Do alto de um palanque, numa pose imponente, própria de egocêntrico, o Diretor observava todos.
Andréa ouviu alguém reclamar atrás de si, enquanto os outros acompanhavam com risadinhas abafadas:
- Que absurdo! Só aqui essa palhaçada de fazer fila ainda continua! Pensei que a coisa pelo menos este ano fosse mudar!

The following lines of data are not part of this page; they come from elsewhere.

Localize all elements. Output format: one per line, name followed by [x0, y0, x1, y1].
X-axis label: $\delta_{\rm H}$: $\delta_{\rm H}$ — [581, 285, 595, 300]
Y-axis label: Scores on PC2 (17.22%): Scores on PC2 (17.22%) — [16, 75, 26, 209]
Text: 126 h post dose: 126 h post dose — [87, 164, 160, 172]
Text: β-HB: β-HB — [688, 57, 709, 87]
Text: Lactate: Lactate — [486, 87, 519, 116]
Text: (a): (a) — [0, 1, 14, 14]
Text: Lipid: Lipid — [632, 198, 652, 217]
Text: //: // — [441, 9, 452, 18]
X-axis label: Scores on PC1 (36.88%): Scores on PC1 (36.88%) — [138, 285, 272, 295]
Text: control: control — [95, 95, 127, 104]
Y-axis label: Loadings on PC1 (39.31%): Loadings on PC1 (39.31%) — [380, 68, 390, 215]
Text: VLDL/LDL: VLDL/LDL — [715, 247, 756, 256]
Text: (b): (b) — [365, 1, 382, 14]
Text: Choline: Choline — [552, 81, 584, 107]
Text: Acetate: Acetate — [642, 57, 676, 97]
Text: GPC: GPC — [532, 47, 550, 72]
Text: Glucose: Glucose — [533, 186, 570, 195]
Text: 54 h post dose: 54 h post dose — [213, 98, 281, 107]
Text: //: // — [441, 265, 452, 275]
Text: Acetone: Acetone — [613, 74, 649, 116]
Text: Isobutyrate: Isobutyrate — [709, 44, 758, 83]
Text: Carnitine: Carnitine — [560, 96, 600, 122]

- Que nada! – comentou outro em surdina.
- Isto aqui não evolui na base da comunicação! Que merda! Já falei pro meu velho que o ano que vem não volto aqui nem amarrado. Fila! Onde já se viu? Uniforme! Até parecemos manada na pastura! Nos outros colégios dá sinal e todos se dirigem calmos “pros” seus devidos lugares, sem precisar obedecer regulamento algum. Que merda, mesmo! Isto aqui nunca vai passar de “Grupinho”, dirigido por retrógrados! É complexo de superioridade, veja lá o velho, parece Hitler deliciando-se com a multidão! Esperando que ergamos os braços para saudá-lo. Se der chance vai ver como ele muda o modo de cumprimentar! Parece mesmo um urubu no toco! Agora ele faz um gesto e os cordeirinhos começam a andar. Sem esquecer-se de mover a cabeça feito burrinho de presépio quando passar por ele.